Today was bittersweet.

It was bitter because I cut my hair that I had been growing for more than a year. It was sweet because I was once again able to donate my hair to my favorite charity, Locks of Love. I’ve been making these contributions since 2003. They started by chance one day as I happened upon a morning show that was doing a piece about the organization. They showed pictures of kids who couldn’t grow hair because of skin diseases and chemotherapy treatments for various types of cancers. It was sad, but it got even sadder for me when I remembered how tough being a normal kid was socially. I’m sure we all felt awkward at some time during our childhood, myself maybe more so. To a condition that kept you from growing hair on top of the normal pressures of childhood and young adulthood seemed like it would have been complete torture. So that day, I started growing my hair to show solidarity with sick children all over the world. Luckily my hair grew fast that year, and I was about to donate twelve inches my first time. This last time around, I was able to donate even more than that.

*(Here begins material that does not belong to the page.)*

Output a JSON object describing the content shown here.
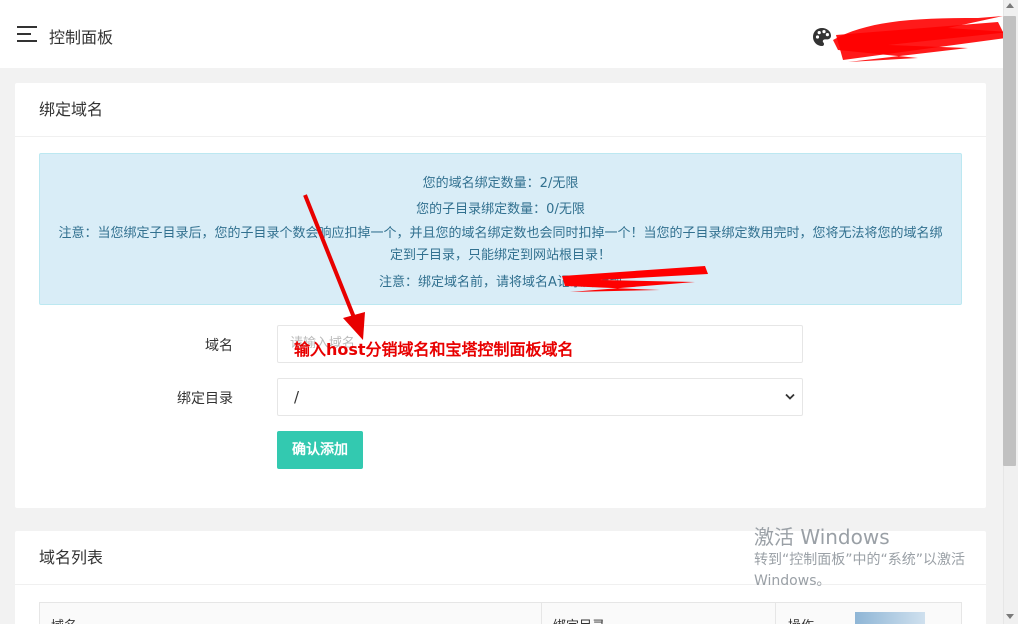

There were other reasons for growing my hair. I pushed this donation as far as I could. First, some chicks dig a guy with long hair. I’m sure even more chicks would be down with it knowing that I was doing it “for the children.” Lately, though having long hair was the number one outward sign that I could exhibit of my personal and spiritual commitment to rock-and-roll, individuality and freedom from society’s bullshit norms. I would walk around the people I was exposed to everyday — the popular kids, the future Wall Street thieves, the self-aggrandizing political insiders and all the other so-called important people of the world. I could feel their contempt, because with one simple act of patience and perseverance, I created both defiance and social commentary against them and their ways.

I held on as long as I could, though. I’m currently in the process of re-evaluating my own personal brand. It’s a safe bet that part of the brand will involve scaling back in this regard quite a bit. That, and the practical situations that I’m facing in the “professional” and “career” worlds have helped to move me toward this action. While I could look on this as another unfortunate instance in a global economic downturn, I’m now re-interpreting my new short-haired lifestyle as a perverse mockery of the straight world, the same straight world that has spread madness, poverty, war and pestilence for centuries, despite their citizens claims of importance, wisdom and enlightenment.

While I doubt that I will be able to contribute via my hair donations in the near future, there are other ways to help. I encourage you, my loyal readers, to check out Locks of Love’s website and learn about the various ways you can make the world a little brighter for a sick child.